Clinton Deckert: 25 Year Retrospective Exhibition
Oct. 6-Nov. 1, opening reception Oct. 6, 6-10 p.m., Paris in Plantsville Gallery, 15 West Main St., Plantsville, (860) 426-1149, parisgallerycafe.com.
Clinton Deckert is a self-described "hunter gatherer." No object is too small, too odd or too broken to go unbagged or excluded from his surrealist assemblages or mind-bending paintings. And seemingly no art venue is too far off the radar for the 53-year-old artist whose work is familiar to Hartford audiences from his long affiliation with the ArtWorks coop.
Deckert now has his sights set on Paris — Paris in Plantsville, Conn., that is, a pleasant pocket of mom and pop shops amidst the suburban sprawl of Southington. Paris in Plantsville (PiP) Gallery, set in the heart of the "village" beside the Quinnipiac River, was founded in 2010 by graduates of the University of Hartford Art School, including owner and resident artist Sean Michanczyk. The gallery is, like Deckert's art, an assemblage of sorts, having expanded into the vacant storefront next door and added a café since its opening. PiP is homey, inviting and devoid of the pretensions of art "industry." Classes are taught here, films are screened, discussions are held, kindred spirits gather. On a much smaller scale, it's a throwback to the old salon mentality perfected by Will Wilkins at Real Art Ways.

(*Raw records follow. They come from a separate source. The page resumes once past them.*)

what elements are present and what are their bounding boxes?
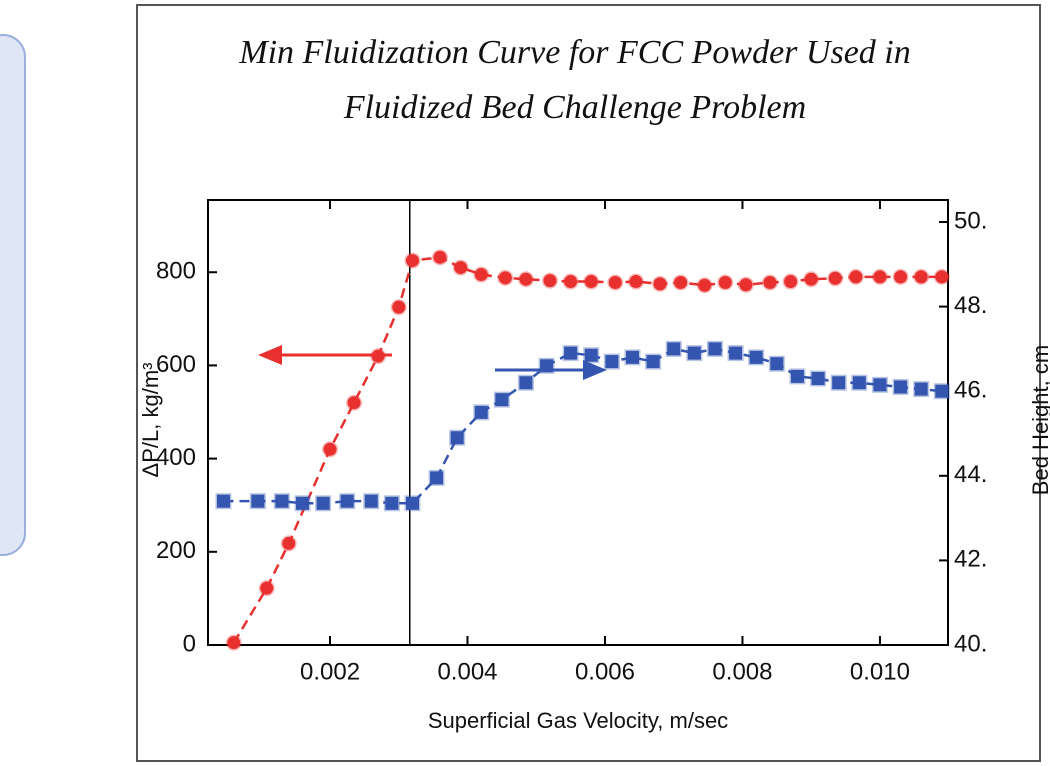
annotation-arrows [258,345,607,380]
chart-title: Fluidized Bed Challenge Problem [343,89,806,126]
x-tick-label: 0.002 [300,658,360,685]
data-point [851,374,868,391]
y2-tick-label: 40. [954,630,987,657]
data-point [810,370,827,387]
data-point [651,275,668,292]
data-point [748,349,765,366]
arrow-head [583,360,607,380]
data-point [390,299,407,316]
data-point [473,266,490,283]
data-point [404,252,421,269]
x-tick-label: 0.008 [712,658,772,685]
data-point [706,340,723,357]
y2-tick-label: 46. [954,377,987,404]
y-tick-label: 600 [156,351,196,378]
data-point [258,580,275,597]
data-point [339,493,356,510]
data-point [892,378,909,395]
data-point [913,268,930,285]
arrow-head [258,345,282,365]
y-tick-label: 800 [156,258,196,285]
y2-tick-label: 48. [954,292,987,319]
x-axis-label: Superficial Gas Velocity, m/sec [428,708,728,733]
y2-tick-label: 44. [954,461,987,488]
data-point [493,391,510,408]
data-point [761,274,778,291]
data-point [847,268,864,285]
data-point [315,495,332,512]
data-point [497,269,514,286]
data-point [541,272,558,289]
data-point [583,273,600,290]
data-point [871,268,888,285]
data-point [383,495,400,512]
side-panel [0,34,26,556]
data-point [717,274,734,291]
x-tick-label: 0.006 [575,658,635,685]
y-tick-label: 400 [156,444,196,471]
data-point [892,268,909,285]
data-point [696,277,713,294]
y-axis-label: ΔP/L, kg/m³ [138,363,163,478]
data-point [449,429,466,446]
data-point [782,273,799,290]
data-point [871,376,888,393]
data-point [737,276,754,293]
data-point [727,345,744,362]
data-point [562,273,579,290]
y2-tick-label: 50. [954,207,987,234]
y2-tick-label: 42. [954,546,987,573]
data-point [280,535,297,552]
series-line [232,256,942,644]
data-point [803,271,820,288]
data-point [273,493,290,510]
y2-axis-label: Bed Height, cm [1028,345,1050,495]
data-point [624,349,641,366]
data-point [645,353,662,370]
data-point [686,345,703,362]
data-point [473,404,490,421]
data-point [562,345,579,362]
data-point [215,493,232,510]
data-point [607,274,624,291]
data-point [768,355,785,372]
data-point [322,441,339,458]
x-tick-label: 0.004 [437,658,497,685]
data-point [583,347,600,364]
data-point [428,469,445,486]
data-point [517,374,534,391]
data-point [225,634,242,651]
data-point [933,383,950,400]
data-point [913,381,930,398]
x-tick-label: 0.010 [850,658,910,685]
data-point [432,249,449,266]
figure-frame [136,4,1041,762]
data-point [517,271,534,288]
data-point [665,340,682,357]
data-point [346,394,363,411]
series-line [223,347,942,505]
data-point [249,493,266,510]
data-point [672,274,689,291]
y-tick-label: 200 [156,537,196,564]
plot-frame [207,199,949,646]
y-tick-label: 0 [183,630,196,657]
data-point [827,270,844,287]
plot: 0.002 0.004 0.006 0.008 0.010 0 200 400 600 800 40… [156,199,987,685]
data-point [294,495,311,512]
data-point [933,268,950,285]
data-point [627,273,644,290]
data-point [363,493,380,510]
data-point [603,353,620,370]
data-point [789,368,806,385]
chart-title: Min Fluidization Curve for FCC Powder Us… [238,34,910,71]
data-point [404,495,421,512]
data-point [830,374,847,391]
data-point [452,259,469,276]
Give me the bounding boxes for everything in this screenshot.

Though Deckert has shown all over the state, including New Britain Museum of American Art, he stumbled on PiP in his own backyard. After curating a popular group show here last year, he's going solo with "Clinton Deckert: 25-Year Retrospective," up until Nov. 1.
If the gallery installation is anything like Deckert's nearby home, it will resemble a mid-air collision between Joseph Cornell and Salvador Dali. Every corner of his home contains evidence of a torrential talent and an offbeat vision. All wall space is covered with his painting and nearly every piece of furniture and shelf cradles some playful object he has banged together from unlikely parts (e.g., a light bulb screwed into a hose nozzle). He knows where every piece of bone, shell, nut, bolt, wood and metal fragment comes from, what trip he was on when he picked it up, who gave it to him.
"I like to resurrect discarded items and give them a second life," he says.
He readily admits his fondness for Dali but adds, "I can't deny Dali but being compared to him is like being in a rock band that plays 'Stairway to Heaven' at every show. It's easy to get pigeon-holed." Other influences he readily cops to may be more telling: Ernst, Magritte, Matta, Bosch and Yves Tanguy.
The rock band metaphor is apt. After graduating from Southington High School, Deckert attended the "school of rock 'n' roll" as the drummer for Thrasher, a regionally popular rock band that had a 10-year run into the 1980s. "When the band broke up, I needed another creative outlet," says Deckert, who has also worked a day job at a metal finishing company for more than 30 years. "I had all this creative energy I had to put down somewhere. When people ask me where I went to college, I say ArtWorks. That's what opened my eyes. That's where I learned techniques."
The cut-off for Deckert's PiP retrospective is 1987, for good reason. That's the year he had what his calls his "ah ha moment." He'd been painting tirelessly and diligently for three years until then, but after he finished the painting "Curios" — what he called "my most pivotal work" — it's not unlike that moment in a rock concert where the drummer gets to do a 10-minute solo. In Deckert's case, it was a 25-year drum solo, with paint brushes as sticks and canvas and wood panel as his drum heads.
"Since 1987 I've created works that result from combining random abstract thoughts and surreal imagery," he says. "My technique is exploratory and spontaneous. I start by splashing thin washes of various colors of paint on the canvas and then blot them with rags…Then I take a step back to see what develops as the paint runs, drips and blends into one another. I prefer to think of it as a painterly alchemy…or a higher form of doodling, if you will."